Este asunto se relaciona con el deporte porque el trabajo de Cháirez también ha incluido a figuras de la lucha libre mexicana para ilustrar esta masculinidad que muchos se niegan a admitir. Una nueva polémica se ha suscitado porque este artista ha retratado a personajes masculinos desnudos portando las emblemáticas máscaras de El Santo y Blue Demon, las máximas figuras históricas del pancracio nacional, auténticos ídolos de la cultura popular de nuestro país no sólo por su imborrable paso por los cuadriláteros entre los años 40 y 80, sino también por su carrera cinematográfica, que prácticamente los elevó a la categoría de superhéroes al enfrentar en la pantalla grande a momias y vampiros, por ejemplo.

Como lo hizo con Zapata, Cháirez retrata a estos gladiadores en actitudes sugestivas y provocadoras (cada uno por su lado, pues no aparecen juntos en ningún cuadro) que los hacen ver “afeminados”, lo que ha provocado en los herederos de ambos deportistas una reacción similar a la de los descendientes del Caudillo del Sur: tanto el Hijo del Santo como Blue Demon Jr. han expresado su disgusto por el uso “inadecuado” y sin autorización de las máscaras de estos ídolos para una obra que ofrece una imagen opuesta a la que la afición reconoce.

Ante tal polémica por “feminizar” o “denigrar” a prototipos de la “masculinidad”, baste recordar que el deporte es incluyente en todos los aspectos. En el caso del pancracio, están los famosos luchadores exóticos, aquellos que muestran sobre el ring apariencia y actitudes que el público reconoce como homosexuales, afeminadas, y que son aceptadas como normales y hasta divertidas al menos durante las tres caídas del combate. Nunca nadie, que recuerde, ha pedido que dichos gladiadores sean erradicados.
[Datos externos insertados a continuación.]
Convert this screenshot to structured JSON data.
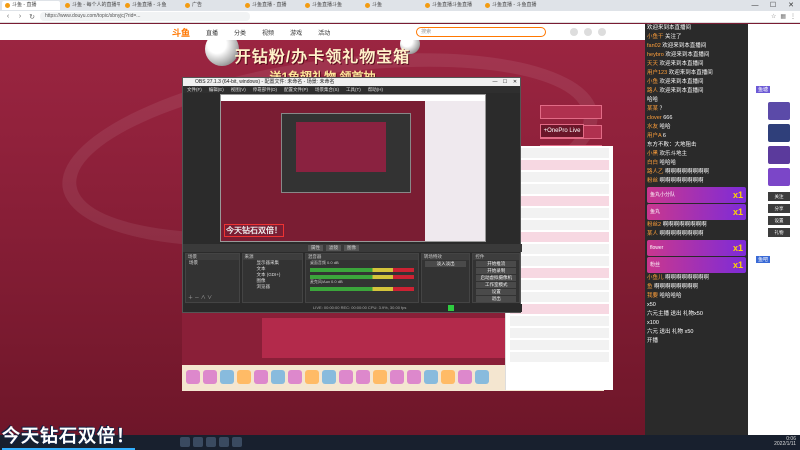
{
  "browser": {
    "tabs": [
      {
        "label": "斗鱼 - 直播"
      },
      {
        "label": "斗鱼 - 每个人的直播平台"
      },
      {
        "label": "斗鱼直播 - 斗鱼"
      },
      {
        "label": "广告"
      },
      {
        "label": "斗鱼直播 - 直播"
      },
      {
        "label": "斗鱼直播斗鱼"
      },
      {
        "label": "斗鱼"
      },
      {
        "label": "斗鱼直播斗鱼直播"
      },
      {
        "label": "斗鱼直播 - 斗鱼直播"
      }
    ],
    "url": "https://www.douyu.com/topic/sbnyjcj?rid=...",
    "win_min": "—",
    "win_max": "☐",
    "win_close": "✕"
  },
  "site": {
    "logo": "斗鱼",
    "nav": [
      "直播",
      "分类",
      "视频",
      "游戏",
      "活动"
    ],
    "search_placeholder": "搜索"
  },
  "banner": {
    "title": "开钻粉/办卡领礼物宝箱",
    "subtitle": "送1鱼翅礼物 领首抽",
    "buttons": [
      "",
      "",
      "",
      "+OnePro Live"
    ]
  },
  "obs": {
    "title": "OBS 27.1.3 (64-bit, windows) - 配置文件: 未命名 - 场景: 未命名",
    "menu": [
      "文件(F)",
      "编辑(E)",
      "视图(V)",
      "停靠部件(D)",
      "配置文件(P)",
      "场景集合(S)",
      "工具(T)",
      "帮助(H)"
    ],
    "scene_buttons": [
      "属性",
      "滤镜",
      "图像"
    ],
    "scenes_header": "场景",
    "scene_name": "场景",
    "sources_header": "来源",
    "sources": [
      "显示器采集",
      "文本",
      "文本 (GDI+)",
      "图像",
      "浏览器"
    ],
    "mixer_header": "混音器",
    "mixer_rows": [
      "桌面音频 0.0 dB",
      "麦克风/Aux 0.0 dB"
    ],
    "transitions_header": "转场特效",
    "transition_value": "淡入淡出",
    "controls_header": "控件",
    "controls": [
      "开始推流",
      "开始录制",
      "启动虚拟摄像机",
      "工作室模式",
      "设置",
      "退出"
    ],
    "status": "LIVE: 00:00:00  REC: 00:00:00  CPU: 3.9%, 30.00 fps",
    "preview_ticker": "今天钻石双倍！"
  },
  "chat": {
    "lines": [
      {
        "user": "",
        "text": "欢迎来到本直播间"
      },
      {
        "user": "小鱼干",
        "text": "关注了"
      },
      {
        "user": "fan02",
        "text": "欢迎来到本直播间"
      },
      {
        "user": "heybro",
        "text": "欢迎来到本直播间"
      },
      {
        "user": "天天",
        "text": "欢迎来到本直播间"
      },
      {
        "user": "用户123",
        "text": "欢迎来到本直播间"
      },
      {
        "user": "小鱼",
        "text": "欢迎来到本直播间"
      },
      {
        "user": "路人",
        "text": "欢迎来到本直播间"
      },
      {
        "user": "",
        "text": "哈哈"
      },
      {
        "user": "某某",
        "text": "？"
      },
      {
        "user": "clover",
        "text": "666"
      },
      {
        "user": "水友",
        "text": "哈哈"
      },
      {
        "user": "用户A",
        "text": "6"
      },
      {
        "user": "",
        "text": "东方不败：大地阻击"
      },
      {
        "user": "小黑",
        "text": "欢乐斗地主"
      },
      {
        "user": "白白",
        "text": "哈哈哈"
      },
      {
        "user": "路人乙",
        "text": "啊啊啊啊啊啊啊啊"
      },
      {
        "user": "粉丝",
        "text": "啊啊啊啊啊啊啊啊"
      },
      {
        "user": "粉丝2",
        "text": "啊啊啊啊啊啊啊啊"
      },
      {
        "user": "某人",
        "text": "啊啊啊啊啊啊啊啊"
      },
      {
        "user": "小鱼儿",
        "text": "啊啊啊啊啊啊啊啊"
      },
      {
        "user": "鱼",
        "text": "啊啊啊啊啊啊啊啊"
      },
      {
        "user": "我要",
        "text": "哈哈哈哈"
      }
    ],
    "gifts": [
      {
        "user": "鱼丸小分队",
        "mult": "x1"
      },
      {
        "user": "鱼丸",
        "mult": "x1"
      },
      {
        "user": "flower",
        "mult": "x1"
      },
      {
        "user": "粉丝",
        "mult": "x1"
      }
    ],
    "tail_lines": [
      {
        "user": "",
        "text": "x50"
      },
      {
        "user": "",
        "text": "六元主播 送出 礼物x50"
      },
      {
        "user": "",
        "text": "x100"
      },
      {
        "user": "",
        "text": "六元 送出 礼物 x50"
      },
      {
        "user": "",
        "text": "开播"
      }
    ]
  },
  "strip": {
    "label": "鱼塘",
    "buttons": [
      "关注",
      "分享",
      "设置",
      "礼物"
    ],
    "tag": "鱼吧"
  },
  "overlay_ticker": "今天钻石双倍！",
  "taskbar": {
    "time": "0:06",
    "date": "2022/1/11"
  }
}
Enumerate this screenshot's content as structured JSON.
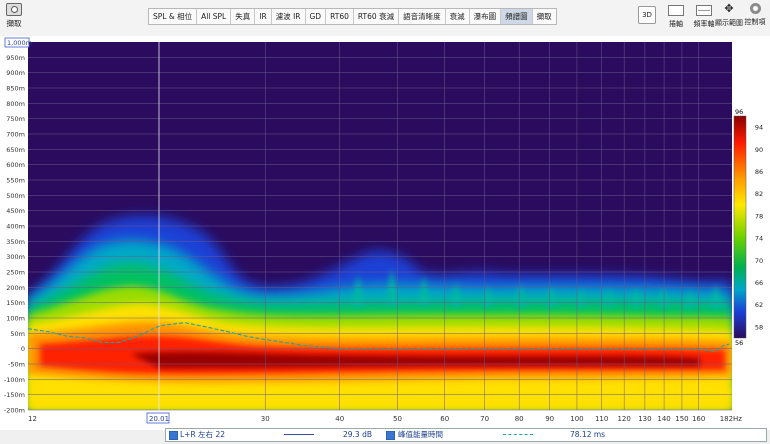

Asimismo, son de sobra conocidos, aunque no aceptados, numerosos casos de futbolistas homosexuales, incluso en México; y recordemos que una de las mejores jugadoras de la actualidad, Megan Rapinoe, es abiertamente lesbiana. E igual sucede en muchas otras disciplinas deportivas.

Sobre la obra de Fabián Cháirez puedo decir que el arte se caracteriza por ser transgresor, romper esquemas, cuestionar lo que la sociedad impone como “normal”, “correcto” o “moral”. Su trabajo debe apreciarse desde el punto de vista artístico y no tomarse como una ofensa para quienes lo inspiran, sino como una visión alternativa de la realidad que muchos quieren imponer como la única y correcta.